3.1. Intra- and Inter-Rater Reliability

Intra-and inter-rater reliability data for all investigational techniques are summarized in

Table 2. Intra- and inter-rater reliability.

Test	Intra-Rater		Inter-Rater
	Examiner 1	Examiner 2
QMUS
SQ thickness	0.98 *	0.99 *	0.99 *
RF thickness	0.98 *	0.98 *	0.98 *
VI thickness	0.98 *	0.99 *	0.97 *
RF echointensity	0.89 *	0.87 *	0.94 *
VI echointensity	0.93 *	0.93 *	0.96 **
sEIM
50 kHz R	1.0 *	1.0 *	1.0 *
50 kHz Xc	1.0 *	1.0 *	0.99 *
50 kHz θ	1.0 *	0.99 *	0.99 *
200 kHz R	1.0 *	1.0 *	1.0 *
200 kHz Xc	1.0 *	0.99 *	0.99 *
200 kHz θ	0.97 *	0.99 *	0.98 *
hEIM
Fat %	0.99 *	0.99 *	0.98 *
Muscle Quality	0.99 *	0.99 *	0.98 *

hEIM: handheld electrical impedance myography; Hz: hertz; QMUS: quantitative muscle ultrasound; R: resistance; RF: rectus femoris; sEIM: standard electrical impedance myography; SQ: subcutaneous tissue; VI: vastus intermedius; Xc: reactance; θ = phase; *: p < 0.0001; **: p = 0.005.

.

3.1.1. QMUS

Intra-rater reliability for subcutaneous fat thickness was excellent (r = 0.98, p < 0.0001 for examiner 1 and r = 0.99, p < 0.0001 for examiner 2). Rectus femoris thickness reliability was high for both examiners (r = 0.98, p < 0.0001). Vastus intermedius thickness had good agreement (r = 0.98, p < 0.0001 for examiner 1 and r = 0.99, p < 0.0001 for examiner 2). Intra-rater reliability for rectus femoris echointensity was high for both examiners (r = 0.89, p < 0.0001 for examiner 1 and r = 0.87, p < 0.0001 for examiner 2). For vastus intermedius echointensity, intra-rater agreement was similar (r = 0.93, p < 0.0001 for examiner 1 and r = 0.93, p < 0.0001 for examiner 2).

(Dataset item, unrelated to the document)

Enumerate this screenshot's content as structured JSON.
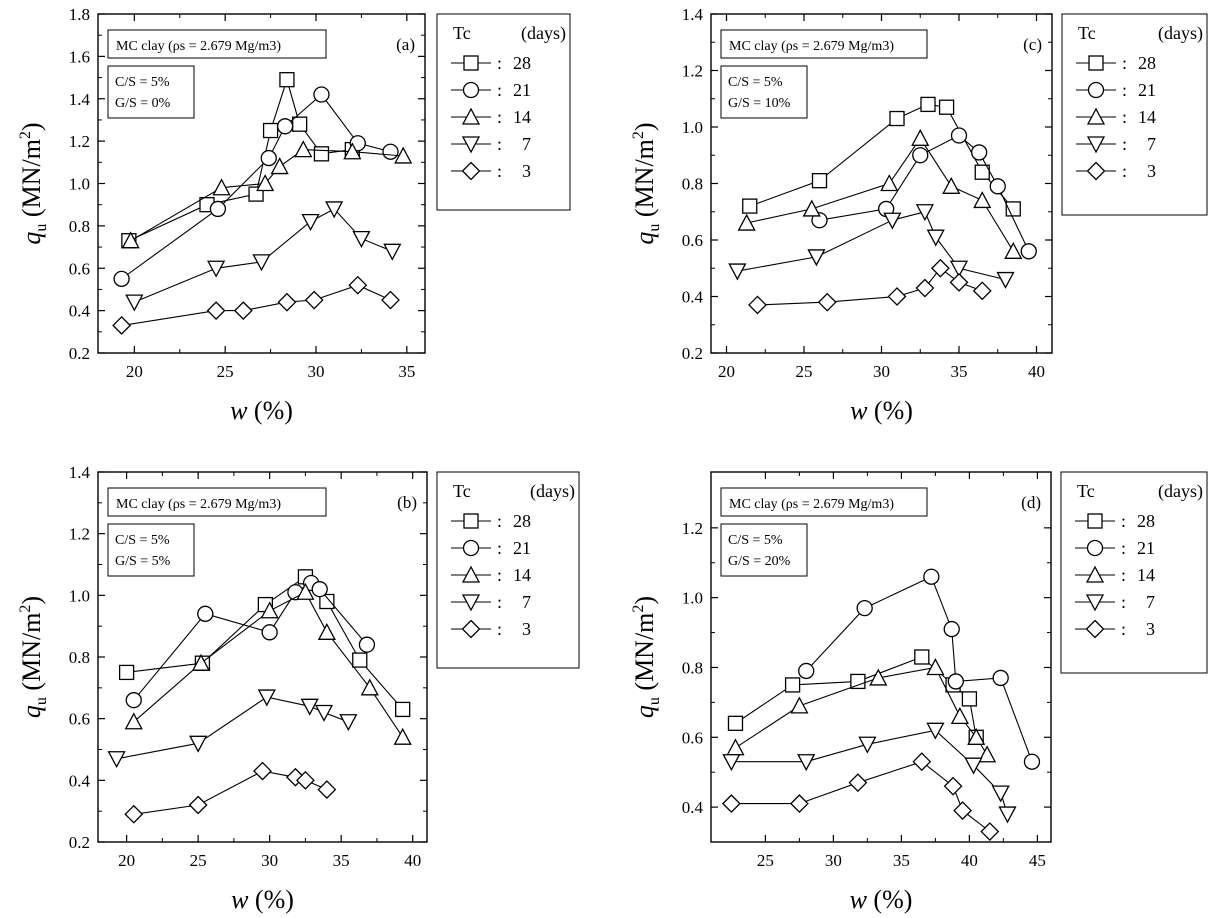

Inter-rater reliability for subcutaneous fat thickness was excellent (r = 0.99, p < 0.0001). Rectus femoris and vastus intermedius thickness demonstrated similar results (r = 0.98, p < 0.0001 and r = 0.97, p < 0.0001, respectively). Unexpectedly, mean muscle echointensity measures for vastus intermedius had excellent agreement (r = 0.96, p = 0.005), as did rectus femoris (r = 0.94, p < 0.0001).

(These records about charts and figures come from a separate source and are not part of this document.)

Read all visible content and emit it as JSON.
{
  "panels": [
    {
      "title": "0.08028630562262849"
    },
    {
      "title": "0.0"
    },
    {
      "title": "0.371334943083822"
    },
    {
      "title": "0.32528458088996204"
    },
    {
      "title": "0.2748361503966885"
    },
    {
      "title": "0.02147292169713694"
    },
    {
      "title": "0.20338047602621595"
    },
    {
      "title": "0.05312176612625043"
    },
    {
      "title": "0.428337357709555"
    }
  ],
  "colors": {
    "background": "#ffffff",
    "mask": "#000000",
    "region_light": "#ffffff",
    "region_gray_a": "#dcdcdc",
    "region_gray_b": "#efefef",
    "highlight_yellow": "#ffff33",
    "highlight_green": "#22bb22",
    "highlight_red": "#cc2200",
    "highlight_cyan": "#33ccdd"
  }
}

No significant differences between examiners were found for any QMUS parameter.

3.1.2. sEIM

Intra-rater reliability measures were extremely high for 50 kHz, which was not unexpected as all measures occurred within a one-second-measurement period that required no movement of electrodes. Examiner 1 performed well for R, Xc and θ. (r = 1.0, p < 0.0001). For examiner 2, R and Xc had extraordinary reliability (r = 1.0, p < 0.0001), with θ performing only slightly worse (r = 0.99, p < 0.0001). Examiner 1 intra-rater reliability at 200 kHz was the same for R and Xc (r = 1.0, p < 0.0001). There was slightly lower agreement for θ (r = 0.97, p < 0.0001) that appeared to be secondary to a single outlying value related to patient movement. For examiner 2, reliability was also high for R (r = 1.0, p < 0.0001), Xc (r = 0.99, p < 0.0001) and θ (r = 0.99, p < 0.0001).

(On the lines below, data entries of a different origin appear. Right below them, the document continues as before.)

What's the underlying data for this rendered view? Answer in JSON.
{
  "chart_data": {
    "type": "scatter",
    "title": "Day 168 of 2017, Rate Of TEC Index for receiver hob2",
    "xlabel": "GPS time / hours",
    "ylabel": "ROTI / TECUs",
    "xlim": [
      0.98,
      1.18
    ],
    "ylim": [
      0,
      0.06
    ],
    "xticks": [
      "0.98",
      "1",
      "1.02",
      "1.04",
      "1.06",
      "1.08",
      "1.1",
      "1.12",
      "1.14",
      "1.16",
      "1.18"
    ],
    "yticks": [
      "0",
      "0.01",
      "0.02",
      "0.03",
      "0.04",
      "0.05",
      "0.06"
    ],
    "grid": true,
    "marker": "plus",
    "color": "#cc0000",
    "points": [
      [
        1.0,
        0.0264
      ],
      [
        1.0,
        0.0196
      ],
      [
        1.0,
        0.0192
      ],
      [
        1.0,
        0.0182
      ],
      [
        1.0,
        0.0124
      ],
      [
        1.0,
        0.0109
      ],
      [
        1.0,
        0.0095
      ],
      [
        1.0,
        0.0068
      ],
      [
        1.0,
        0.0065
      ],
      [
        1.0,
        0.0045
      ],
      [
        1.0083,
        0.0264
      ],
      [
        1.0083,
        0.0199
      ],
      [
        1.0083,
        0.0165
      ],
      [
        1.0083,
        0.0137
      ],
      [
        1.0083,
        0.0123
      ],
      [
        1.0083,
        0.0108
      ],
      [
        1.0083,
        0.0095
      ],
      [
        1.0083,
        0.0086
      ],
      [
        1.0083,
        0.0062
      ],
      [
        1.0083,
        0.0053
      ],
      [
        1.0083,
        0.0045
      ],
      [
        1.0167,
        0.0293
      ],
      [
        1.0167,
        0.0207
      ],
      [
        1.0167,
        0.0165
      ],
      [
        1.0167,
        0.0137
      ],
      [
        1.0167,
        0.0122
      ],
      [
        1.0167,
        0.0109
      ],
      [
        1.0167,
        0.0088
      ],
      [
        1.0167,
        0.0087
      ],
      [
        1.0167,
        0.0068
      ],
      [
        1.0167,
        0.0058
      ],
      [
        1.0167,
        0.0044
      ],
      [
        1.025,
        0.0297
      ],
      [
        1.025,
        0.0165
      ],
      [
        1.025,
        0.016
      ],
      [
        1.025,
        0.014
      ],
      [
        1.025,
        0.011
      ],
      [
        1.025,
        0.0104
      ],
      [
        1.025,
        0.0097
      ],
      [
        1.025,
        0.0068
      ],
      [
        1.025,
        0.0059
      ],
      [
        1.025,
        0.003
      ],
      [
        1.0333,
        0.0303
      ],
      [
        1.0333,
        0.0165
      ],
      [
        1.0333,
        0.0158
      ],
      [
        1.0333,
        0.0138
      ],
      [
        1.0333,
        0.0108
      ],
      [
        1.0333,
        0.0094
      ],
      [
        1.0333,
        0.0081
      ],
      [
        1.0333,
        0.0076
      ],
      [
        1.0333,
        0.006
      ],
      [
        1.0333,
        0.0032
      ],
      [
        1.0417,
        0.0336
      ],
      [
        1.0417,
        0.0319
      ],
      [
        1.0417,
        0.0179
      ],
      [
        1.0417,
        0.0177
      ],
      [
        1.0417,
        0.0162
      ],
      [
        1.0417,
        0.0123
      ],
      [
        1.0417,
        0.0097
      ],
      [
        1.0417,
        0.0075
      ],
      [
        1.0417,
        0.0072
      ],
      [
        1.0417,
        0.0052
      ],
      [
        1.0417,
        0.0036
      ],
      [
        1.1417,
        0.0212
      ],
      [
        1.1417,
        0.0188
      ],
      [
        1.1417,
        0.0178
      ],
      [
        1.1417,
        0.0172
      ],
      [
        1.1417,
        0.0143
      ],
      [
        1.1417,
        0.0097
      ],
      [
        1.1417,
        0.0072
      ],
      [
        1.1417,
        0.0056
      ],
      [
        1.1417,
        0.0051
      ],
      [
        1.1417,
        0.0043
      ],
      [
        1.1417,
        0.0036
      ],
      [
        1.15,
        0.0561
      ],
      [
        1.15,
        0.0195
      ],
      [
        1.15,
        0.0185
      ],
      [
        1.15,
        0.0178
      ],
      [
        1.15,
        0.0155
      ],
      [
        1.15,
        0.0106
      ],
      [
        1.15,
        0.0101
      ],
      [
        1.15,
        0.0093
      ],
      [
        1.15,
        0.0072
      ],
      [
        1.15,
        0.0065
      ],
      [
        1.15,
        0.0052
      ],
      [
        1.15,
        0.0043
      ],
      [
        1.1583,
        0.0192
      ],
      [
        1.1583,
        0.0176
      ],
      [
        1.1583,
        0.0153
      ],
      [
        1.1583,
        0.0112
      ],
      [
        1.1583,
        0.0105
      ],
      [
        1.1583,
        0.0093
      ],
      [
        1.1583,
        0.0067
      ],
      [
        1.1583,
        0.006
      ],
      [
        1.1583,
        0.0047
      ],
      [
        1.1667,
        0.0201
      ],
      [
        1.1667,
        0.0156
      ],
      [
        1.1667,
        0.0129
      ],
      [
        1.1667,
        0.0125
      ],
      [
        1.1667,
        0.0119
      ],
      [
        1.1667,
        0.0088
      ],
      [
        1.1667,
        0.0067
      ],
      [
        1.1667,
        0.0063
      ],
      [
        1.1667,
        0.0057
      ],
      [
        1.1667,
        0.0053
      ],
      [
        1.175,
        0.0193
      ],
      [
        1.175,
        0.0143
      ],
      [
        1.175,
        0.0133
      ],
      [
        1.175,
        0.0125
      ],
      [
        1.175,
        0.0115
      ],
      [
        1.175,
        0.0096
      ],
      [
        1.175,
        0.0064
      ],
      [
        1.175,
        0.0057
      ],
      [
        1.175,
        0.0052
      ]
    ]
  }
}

Inter-rater measurements were separated by several minutes, but performed well. The 50-kHz sEIM had excellent inter-rater reliability for R (r = 1.0, p < 0.0001), Xc (r = 0.99, p < 0.0001) and θ (r = 0.99, p < 0.0001). For 200 Hz, measures were similar for R (r = 1.0, p < 0.0001), Xc (r = 0.99, p < 0.0001) and θ (r = 0.98, p < 0.0001). Please note that a single data point from subject 1, examiner 1 200 kHz Xc was excluded due to a data entry error and concerns over accuracy.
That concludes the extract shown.